Reklama

Kosmetolog ostrzega: promienie UV nie wybaczają błędów!

Kliknij aby odtworzyć

Promieniowanie UV – niewidzialny wróg naszej skóry. Jak się chronić i dlaczego to takie ważne? Wraz z nadejściem lata coraz więcej czasu spędzamy na świeżym powietrzu. Promienie słońca poprawiają nastrój i dostarczają witaminy D, ale niosą ze sobą również zagrożenia. Promieniowanie ultrafioletowe (UV) może poważnie uszkadzać skórę – nawet wtedy, gdy nie czujemy, że się opalamy. Dla osób w wieku 30–40 lat to szczególnie ważne, bo skóra zaczyna wtedy tracić swoją naturalną barierę ochronną. 

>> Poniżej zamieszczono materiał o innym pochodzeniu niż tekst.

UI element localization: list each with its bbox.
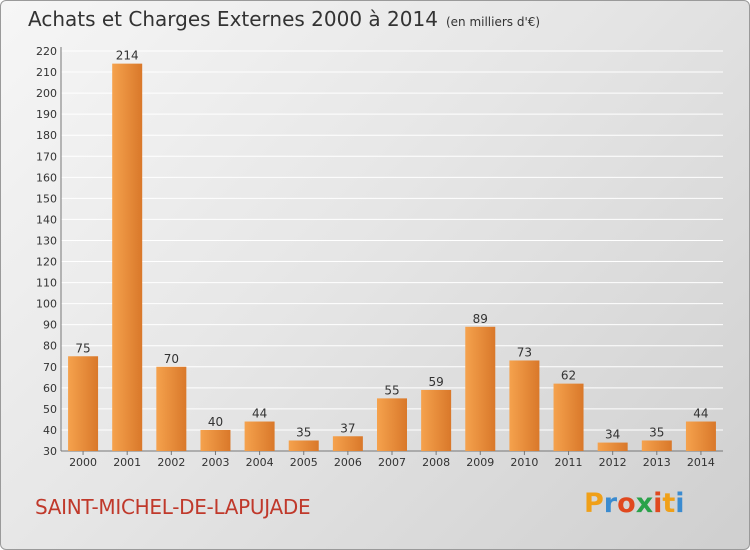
y-tick-label: 130 bbox=[36, 234, 57, 247]
bar bbox=[332, 436, 363, 451]
x-tick-labels: 2000 2001 2002 2003 2004 2005 2006 2007 2008 2009… bbox=[69, 456, 715, 469]
x-tick-label: 2012 bbox=[599, 456, 627, 469]
bar bbox=[553, 383, 584, 451]
bar bbox=[421, 389, 452, 451]
data-label: 89 bbox=[473, 312, 488, 326]
x-tick-label: 2003 bbox=[201, 456, 229, 469]
x-tick-label: 2005 bbox=[290, 456, 318, 469]
y-tick-label: 190 bbox=[36, 108, 57, 121]
y-tick-label: 120 bbox=[36, 256, 57, 269]
bar bbox=[112, 63, 143, 451]
bar bbox=[465, 326, 496, 451]
data-label: 62 bbox=[561, 369, 576, 383]
x-tick-label: 2004 bbox=[246, 456, 274, 469]
x-tick-label: 2002 bbox=[157, 456, 185, 469]
logo-letter: t bbox=[662, 488, 676, 519]
data-label: 35 bbox=[296, 425, 311, 439]
x-tick-label: 2006 bbox=[334, 456, 362, 469]
data-label: 75 bbox=[75, 341, 90, 355]
y-tick-label: 200 bbox=[36, 87, 57, 100]
y-tick-label: 220 bbox=[36, 45, 57, 58]
data-label: 73 bbox=[517, 345, 532, 359]
bar bbox=[244, 421, 275, 451]
bar bbox=[377, 398, 407, 451]
y-tick-label: 180 bbox=[36, 129, 57, 142]
y-tick-label: 40 bbox=[43, 424, 57, 437]
data-label: 55 bbox=[384, 383, 399, 397]
x-tick-label: 2008 bbox=[422, 456, 450, 469]
y-tick-label: 50 bbox=[43, 403, 57, 416]
data-label: 44 bbox=[252, 407, 267, 421]
y-tick-label: 80 bbox=[43, 340, 57, 353]
logo-letter: i bbox=[675, 488, 685, 519]
data-label: 44 bbox=[693, 407, 708, 421]
bar bbox=[509, 360, 540, 451]
y-tick-label: 30 bbox=[43, 445, 57, 458]
y-tick-label: 60 bbox=[43, 382, 57, 395]
x-tick-label: 2013 bbox=[643, 456, 671, 469]
y-tick-label: 90 bbox=[43, 319, 57, 332]
bar bbox=[68, 356, 99, 451]
x-tick-label: 2011 bbox=[555, 456, 583, 469]
y-tick-label: 150 bbox=[36, 192, 57, 205]
y-tick-labels: 30 40 50 60 70 80 90 100 110 120 130 140 150 160 170 18… bbox=[36, 45, 57, 458]
bar bbox=[200, 429, 231, 451]
y-tick-label: 110 bbox=[36, 277, 57, 290]
x-tick-label: 2014 bbox=[687, 456, 715, 469]
y-tick-label: 210 bbox=[36, 66, 57, 79]
logo-letter: x bbox=[635, 488, 654, 519]
chart-title-text: Achats et Charges Externes 2000 à 2014 bbox=[28, 7, 438, 31]
x-tick-label: 2009 bbox=[466, 456, 494, 469]
data-label: 37 bbox=[340, 421, 355, 435]
data-label: 70 bbox=[164, 352, 179, 366]
data-label: 59 bbox=[428, 375, 443, 389]
bar bbox=[641, 440, 672, 451]
data-label: 35 bbox=[649, 425, 664, 439]
data-label: 214 bbox=[116, 49, 139, 63]
x-tick-label: 2010 bbox=[510, 456, 538, 469]
bars bbox=[68, 63, 716, 451]
y-tick-label: 140 bbox=[36, 213, 57, 226]
x-tick-label: 2000 bbox=[69, 456, 97, 469]
y-tick-label: 70 bbox=[43, 361, 57, 374]
bar bbox=[288, 440, 319, 451]
data-labels: 75 214 70 40 44 35 37 55 59 89 73 62 34 35 44 bbox=[75, 49, 708, 442]
bar bbox=[597, 442, 628, 451]
chart-subtitle: (en milliers d'€) bbox=[445, 15, 541, 29]
logo-letter: r bbox=[603, 488, 618, 519]
data-label: 40 bbox=[208, 415, 223, 429]
x-tick-label: 2001 bbox=[113, 456, 141, 469]
chart-title: Achats et Charges Externes 2000 à 2014 (e… bbox=[28, 7, 540, 31]
place-name: SAINT-MICHEL-DE-LAPUJADE bbox=[35, 495, 311, 519]
y-tick-label: 170 bbox=[36, 150, 57, 163]
y-tick-label: 100 bbox=[36, 298, 57, 311]
logo-letter: o bbox=[617, 488, 636, 519]
x-tick-label: 2007 bbox=[378, 456, 406, 469]
y-tick-label: 160 bbox=[36, 171, 57, 184]
bar bbox=[685, 421, 716, 451]
proxiti-logo: Proxiti bbox=[584, 488, 685, 519]
logo-letter: i bbox=[653, 488, 663, 519]
bar bbox=[156, 366, 187, 451]
logo-letter: P bbox=[584, 488, 604, 519]
data-label: 34 bbox=[605, 428, 620, 442]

Co to jest promieniowanie UV?

Promieniowanie UV to niewidzialna część światła słonecznego, która dzieli się na trzy typy: UVA, UVB i UVC. Najbardziej niebezpieczne UVC zatrzymywane jest przez atmosferę, ale UVA i UVB docierają do ziemi. To właśnie one odpowiadają za opaleniznę, oparzenia, przebarwienia, starzenie się skóry i, niestety, nowotwory.

Przebarwienia i zmarszczki – sygnały ostrzegawcze

Nadmierne opalanie się, nawet przez kilka sezonów z rzędu, może powodować trwałe przebarwienia, które trudno usunąć. Skóra staje się mniej elastyczna, traci jędrność, pojawiają się zmarszczki. Promieniowanie UVA penetruje głębsze warstwy skóry i uszkadza kolagen – białko odpowiedzialne za jej młody wygląd.

Rak skóry – realne zagrożenie

Choć brzmi poważnie, wiele osób wciąż lekceważy ryzyko nowotworów skóry, takich jak czerniak. Ich rozwój może być bezobjawowy przez długi czas. Wczesne zmiany często są ignorowane lub uznawane za niegroźne pieprzyki. Tymczasem systematyczne narażanie skóry na słońce bez ochrony może znacząco zwiększyć ryzyko ich powstania.

Co mówi ekspert?

– Na pewno taką pierwszą podstawową sprawą, której często Panie zapominają, to będzie fotoprotekcja – mówi kosmetolog. – Czyli filtry UV 50 najlepiej. I tutaj nie jest to nałożenie tylko raz dziennie, ale co 2–3 godziny trzeba taki krem dołożyć i pilnować, żeby tej buzi nie wystawiać za mocno na słońce.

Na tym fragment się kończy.